The next election is due in May 2027.

| Party |  | Councillors |
|---|---|---|
|  | Conservative | 19 |
|  | Labour | 11 |
|  | Liberal Democrats | 10 |
|  | Green | 1 |
|  | Independent | 1 |
| Total |  | 42 |

==Bankruptcy (2021)==
On 2 July 2021, Slough Borough Council issued a notice under Section 114 of the Local Government Finance Act 1988, having the effect of preventing any new expenditure on non-statutory services, after serious financial problems had been identified. In October 2021, the government announced plans to appoint external commissioners to help run the council after a series of reports highlighted major problems at the local authority.

==Elections==

Since the last boundary changes in 2023, the council has comprised 42 councillors representing 21 wards, with each ward electing two councillors. Elections are held every four years.

==Premises==
The council is based at Observatory House at 25 Windsor Road in the town centre. It was built in the 1990s as commercial offices. The council bought the building in July 2018 for a reported £41.3 million and converted it to become their offices and meeting place, with the first council meetings in the building being held in September 2019.

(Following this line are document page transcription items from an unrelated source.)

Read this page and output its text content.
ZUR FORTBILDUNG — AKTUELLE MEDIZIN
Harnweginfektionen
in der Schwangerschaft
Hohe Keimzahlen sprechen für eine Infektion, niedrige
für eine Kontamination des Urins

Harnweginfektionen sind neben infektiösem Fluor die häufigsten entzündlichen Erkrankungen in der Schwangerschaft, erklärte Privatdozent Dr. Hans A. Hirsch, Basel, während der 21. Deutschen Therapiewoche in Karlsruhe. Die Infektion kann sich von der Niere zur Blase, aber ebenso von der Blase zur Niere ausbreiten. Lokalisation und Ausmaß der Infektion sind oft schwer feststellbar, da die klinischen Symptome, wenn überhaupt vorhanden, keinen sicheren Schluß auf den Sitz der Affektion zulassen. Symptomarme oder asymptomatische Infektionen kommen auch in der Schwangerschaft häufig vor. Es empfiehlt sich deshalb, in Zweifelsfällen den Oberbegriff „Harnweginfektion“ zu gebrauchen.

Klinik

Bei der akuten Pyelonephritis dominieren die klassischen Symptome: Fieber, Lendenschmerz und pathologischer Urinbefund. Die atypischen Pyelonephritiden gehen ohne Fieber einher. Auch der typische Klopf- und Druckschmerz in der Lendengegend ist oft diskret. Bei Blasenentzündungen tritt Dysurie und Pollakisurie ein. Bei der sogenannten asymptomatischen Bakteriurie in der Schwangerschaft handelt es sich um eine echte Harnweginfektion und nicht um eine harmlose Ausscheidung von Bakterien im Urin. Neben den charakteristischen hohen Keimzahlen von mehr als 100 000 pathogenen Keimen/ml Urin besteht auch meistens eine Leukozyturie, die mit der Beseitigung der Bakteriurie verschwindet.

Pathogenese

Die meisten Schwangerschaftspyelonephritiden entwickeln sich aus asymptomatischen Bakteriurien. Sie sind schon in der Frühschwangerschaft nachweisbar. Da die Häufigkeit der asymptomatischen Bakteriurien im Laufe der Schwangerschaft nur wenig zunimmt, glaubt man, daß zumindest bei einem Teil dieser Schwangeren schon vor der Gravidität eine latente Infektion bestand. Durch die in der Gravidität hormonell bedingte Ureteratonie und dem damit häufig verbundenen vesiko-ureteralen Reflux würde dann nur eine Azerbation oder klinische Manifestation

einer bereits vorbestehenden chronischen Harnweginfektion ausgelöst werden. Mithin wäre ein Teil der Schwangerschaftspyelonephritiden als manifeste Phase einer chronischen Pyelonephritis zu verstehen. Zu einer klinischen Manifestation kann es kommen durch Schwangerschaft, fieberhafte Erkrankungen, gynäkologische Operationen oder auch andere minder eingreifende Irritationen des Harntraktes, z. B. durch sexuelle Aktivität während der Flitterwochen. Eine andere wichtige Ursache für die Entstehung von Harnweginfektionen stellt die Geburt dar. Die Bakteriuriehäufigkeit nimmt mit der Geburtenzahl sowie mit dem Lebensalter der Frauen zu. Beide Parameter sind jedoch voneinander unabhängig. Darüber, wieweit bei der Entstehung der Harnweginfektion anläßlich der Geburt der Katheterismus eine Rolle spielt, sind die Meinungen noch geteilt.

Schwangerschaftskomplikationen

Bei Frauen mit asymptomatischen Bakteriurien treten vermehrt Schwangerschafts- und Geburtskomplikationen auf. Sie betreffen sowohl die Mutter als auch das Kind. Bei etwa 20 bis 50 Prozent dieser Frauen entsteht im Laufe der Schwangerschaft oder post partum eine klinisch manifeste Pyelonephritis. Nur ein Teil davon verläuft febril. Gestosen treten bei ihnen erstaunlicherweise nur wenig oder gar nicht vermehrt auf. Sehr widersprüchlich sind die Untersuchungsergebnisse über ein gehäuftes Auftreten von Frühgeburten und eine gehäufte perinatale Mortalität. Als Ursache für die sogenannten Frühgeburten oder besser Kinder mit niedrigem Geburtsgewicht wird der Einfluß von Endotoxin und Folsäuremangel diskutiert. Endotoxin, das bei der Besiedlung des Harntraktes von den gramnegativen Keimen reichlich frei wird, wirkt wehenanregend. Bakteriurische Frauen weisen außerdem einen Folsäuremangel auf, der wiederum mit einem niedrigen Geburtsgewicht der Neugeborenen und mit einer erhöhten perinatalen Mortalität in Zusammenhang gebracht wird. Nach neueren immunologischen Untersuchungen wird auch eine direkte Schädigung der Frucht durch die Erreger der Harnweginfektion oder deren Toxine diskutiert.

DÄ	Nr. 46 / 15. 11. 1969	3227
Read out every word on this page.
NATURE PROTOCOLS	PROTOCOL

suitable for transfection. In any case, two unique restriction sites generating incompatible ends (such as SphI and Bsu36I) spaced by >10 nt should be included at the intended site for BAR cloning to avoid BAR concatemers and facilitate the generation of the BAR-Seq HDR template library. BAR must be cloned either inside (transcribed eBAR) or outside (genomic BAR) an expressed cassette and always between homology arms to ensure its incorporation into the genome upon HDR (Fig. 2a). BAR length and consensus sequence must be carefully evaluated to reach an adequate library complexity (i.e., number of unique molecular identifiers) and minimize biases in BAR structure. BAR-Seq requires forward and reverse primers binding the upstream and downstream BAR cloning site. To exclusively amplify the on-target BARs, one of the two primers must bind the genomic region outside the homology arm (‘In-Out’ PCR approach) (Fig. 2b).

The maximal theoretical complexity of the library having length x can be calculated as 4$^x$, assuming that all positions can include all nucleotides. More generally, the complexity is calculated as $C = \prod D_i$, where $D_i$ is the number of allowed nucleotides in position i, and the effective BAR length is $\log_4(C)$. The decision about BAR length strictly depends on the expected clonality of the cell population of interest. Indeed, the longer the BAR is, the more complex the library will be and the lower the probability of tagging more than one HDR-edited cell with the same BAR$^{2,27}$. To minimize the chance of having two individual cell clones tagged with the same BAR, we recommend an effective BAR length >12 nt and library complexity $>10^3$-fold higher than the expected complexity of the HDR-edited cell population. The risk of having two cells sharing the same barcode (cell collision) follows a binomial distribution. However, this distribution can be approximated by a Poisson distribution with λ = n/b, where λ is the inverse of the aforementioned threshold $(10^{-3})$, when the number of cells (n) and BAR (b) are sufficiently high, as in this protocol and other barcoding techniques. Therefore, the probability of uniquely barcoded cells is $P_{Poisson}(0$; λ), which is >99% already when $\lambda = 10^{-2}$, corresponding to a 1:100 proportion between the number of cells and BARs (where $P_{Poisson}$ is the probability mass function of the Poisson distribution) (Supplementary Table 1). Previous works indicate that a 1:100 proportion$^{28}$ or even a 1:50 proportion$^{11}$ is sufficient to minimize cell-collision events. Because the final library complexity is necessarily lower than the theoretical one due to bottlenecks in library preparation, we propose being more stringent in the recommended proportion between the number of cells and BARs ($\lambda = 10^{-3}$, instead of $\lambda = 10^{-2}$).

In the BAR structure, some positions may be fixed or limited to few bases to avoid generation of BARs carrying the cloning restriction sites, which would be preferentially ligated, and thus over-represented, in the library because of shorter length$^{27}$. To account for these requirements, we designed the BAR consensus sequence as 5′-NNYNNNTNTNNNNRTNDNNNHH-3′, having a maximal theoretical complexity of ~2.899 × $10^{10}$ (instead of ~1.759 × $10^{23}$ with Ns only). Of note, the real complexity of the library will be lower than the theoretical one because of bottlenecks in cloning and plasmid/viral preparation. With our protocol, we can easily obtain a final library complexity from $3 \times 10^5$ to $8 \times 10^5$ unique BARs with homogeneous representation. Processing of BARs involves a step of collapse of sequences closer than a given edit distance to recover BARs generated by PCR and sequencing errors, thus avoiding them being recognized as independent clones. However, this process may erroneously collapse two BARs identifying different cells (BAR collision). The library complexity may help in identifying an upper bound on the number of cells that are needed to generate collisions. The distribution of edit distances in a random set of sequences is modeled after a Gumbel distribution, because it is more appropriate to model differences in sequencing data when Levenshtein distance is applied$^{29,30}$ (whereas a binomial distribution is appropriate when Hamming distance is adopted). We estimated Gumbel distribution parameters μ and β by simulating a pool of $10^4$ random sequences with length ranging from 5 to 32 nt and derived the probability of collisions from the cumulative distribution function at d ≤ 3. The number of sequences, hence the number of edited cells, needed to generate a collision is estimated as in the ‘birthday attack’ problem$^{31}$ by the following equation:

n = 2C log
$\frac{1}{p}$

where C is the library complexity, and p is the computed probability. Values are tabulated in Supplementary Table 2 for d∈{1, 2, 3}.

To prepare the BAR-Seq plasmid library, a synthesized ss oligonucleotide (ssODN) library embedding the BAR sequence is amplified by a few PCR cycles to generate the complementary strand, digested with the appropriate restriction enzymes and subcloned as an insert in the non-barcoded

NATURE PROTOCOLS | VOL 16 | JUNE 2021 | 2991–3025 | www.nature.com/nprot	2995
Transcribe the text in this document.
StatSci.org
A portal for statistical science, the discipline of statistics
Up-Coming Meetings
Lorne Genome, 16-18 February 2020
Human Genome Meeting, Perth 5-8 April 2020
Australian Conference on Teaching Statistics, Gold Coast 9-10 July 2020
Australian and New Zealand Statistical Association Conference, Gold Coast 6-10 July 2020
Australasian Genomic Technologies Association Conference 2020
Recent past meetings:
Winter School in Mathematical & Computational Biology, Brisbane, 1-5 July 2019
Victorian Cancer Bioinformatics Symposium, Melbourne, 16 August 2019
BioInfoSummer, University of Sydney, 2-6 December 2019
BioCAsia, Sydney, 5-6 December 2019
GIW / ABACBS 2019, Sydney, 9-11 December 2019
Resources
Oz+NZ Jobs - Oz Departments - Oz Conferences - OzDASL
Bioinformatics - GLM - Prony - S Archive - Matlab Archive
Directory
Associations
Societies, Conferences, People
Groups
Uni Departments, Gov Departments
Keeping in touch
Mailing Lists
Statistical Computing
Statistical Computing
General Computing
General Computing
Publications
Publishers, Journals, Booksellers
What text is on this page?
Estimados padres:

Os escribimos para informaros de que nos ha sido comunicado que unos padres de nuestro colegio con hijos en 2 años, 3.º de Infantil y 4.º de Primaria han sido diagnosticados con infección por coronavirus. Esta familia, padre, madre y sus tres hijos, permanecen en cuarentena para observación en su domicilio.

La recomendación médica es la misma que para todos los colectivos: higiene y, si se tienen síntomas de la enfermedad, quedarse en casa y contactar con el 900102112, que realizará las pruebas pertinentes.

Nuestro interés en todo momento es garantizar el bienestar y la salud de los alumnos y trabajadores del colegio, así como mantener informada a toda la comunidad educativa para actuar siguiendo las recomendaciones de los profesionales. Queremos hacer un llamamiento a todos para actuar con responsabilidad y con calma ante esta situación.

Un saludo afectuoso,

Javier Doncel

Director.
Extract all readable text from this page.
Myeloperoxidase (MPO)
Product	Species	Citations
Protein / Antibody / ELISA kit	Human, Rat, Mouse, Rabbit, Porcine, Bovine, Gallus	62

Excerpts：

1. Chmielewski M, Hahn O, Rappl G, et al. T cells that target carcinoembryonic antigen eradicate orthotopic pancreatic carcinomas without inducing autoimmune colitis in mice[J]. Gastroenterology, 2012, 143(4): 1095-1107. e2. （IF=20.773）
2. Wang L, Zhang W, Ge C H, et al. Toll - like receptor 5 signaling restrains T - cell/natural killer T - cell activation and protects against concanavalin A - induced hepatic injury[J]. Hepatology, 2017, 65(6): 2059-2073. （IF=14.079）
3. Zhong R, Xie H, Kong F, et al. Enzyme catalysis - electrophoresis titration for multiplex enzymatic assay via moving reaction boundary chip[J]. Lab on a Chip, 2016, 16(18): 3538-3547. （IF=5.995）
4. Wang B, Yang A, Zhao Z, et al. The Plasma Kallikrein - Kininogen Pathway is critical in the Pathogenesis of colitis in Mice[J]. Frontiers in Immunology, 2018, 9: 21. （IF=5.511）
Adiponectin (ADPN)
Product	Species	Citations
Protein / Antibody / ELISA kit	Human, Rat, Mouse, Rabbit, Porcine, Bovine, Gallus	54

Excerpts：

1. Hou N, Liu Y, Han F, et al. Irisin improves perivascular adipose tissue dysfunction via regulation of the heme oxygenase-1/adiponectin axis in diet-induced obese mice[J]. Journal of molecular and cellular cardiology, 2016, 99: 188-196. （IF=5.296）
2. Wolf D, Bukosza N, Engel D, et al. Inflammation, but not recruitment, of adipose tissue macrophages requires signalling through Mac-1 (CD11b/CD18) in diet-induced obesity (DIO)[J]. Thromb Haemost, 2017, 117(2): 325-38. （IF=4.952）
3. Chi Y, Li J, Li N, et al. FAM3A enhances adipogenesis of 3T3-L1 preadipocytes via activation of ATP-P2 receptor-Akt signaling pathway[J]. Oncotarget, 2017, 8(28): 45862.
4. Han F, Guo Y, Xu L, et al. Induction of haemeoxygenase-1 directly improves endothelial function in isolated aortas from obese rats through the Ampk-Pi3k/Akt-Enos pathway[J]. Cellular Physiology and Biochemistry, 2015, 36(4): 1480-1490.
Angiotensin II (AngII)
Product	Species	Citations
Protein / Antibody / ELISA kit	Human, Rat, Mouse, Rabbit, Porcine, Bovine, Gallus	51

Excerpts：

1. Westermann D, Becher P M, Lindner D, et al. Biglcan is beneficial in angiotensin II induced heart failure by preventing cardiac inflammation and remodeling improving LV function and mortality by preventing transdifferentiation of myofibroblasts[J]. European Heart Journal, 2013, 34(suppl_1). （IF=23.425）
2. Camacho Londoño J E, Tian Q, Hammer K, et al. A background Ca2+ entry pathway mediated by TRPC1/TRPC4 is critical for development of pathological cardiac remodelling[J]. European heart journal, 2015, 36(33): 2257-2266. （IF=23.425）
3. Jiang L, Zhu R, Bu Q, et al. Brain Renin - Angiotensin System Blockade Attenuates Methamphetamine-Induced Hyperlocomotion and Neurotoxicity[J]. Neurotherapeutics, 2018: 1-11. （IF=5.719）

The council was previously based at Slough Town Hall at 19 Bath Road, which was built in 1937 and served as the council's headquarters until 2011. The council was then temporarily based at St Martin's Place at 51 Bath Road from 2011 to 2019, holding meetings at various venues in the town whilst looking for a new home closer to the town centre. In February 2025, the Council announced it was putting the St Martin's Place office complex up for sale.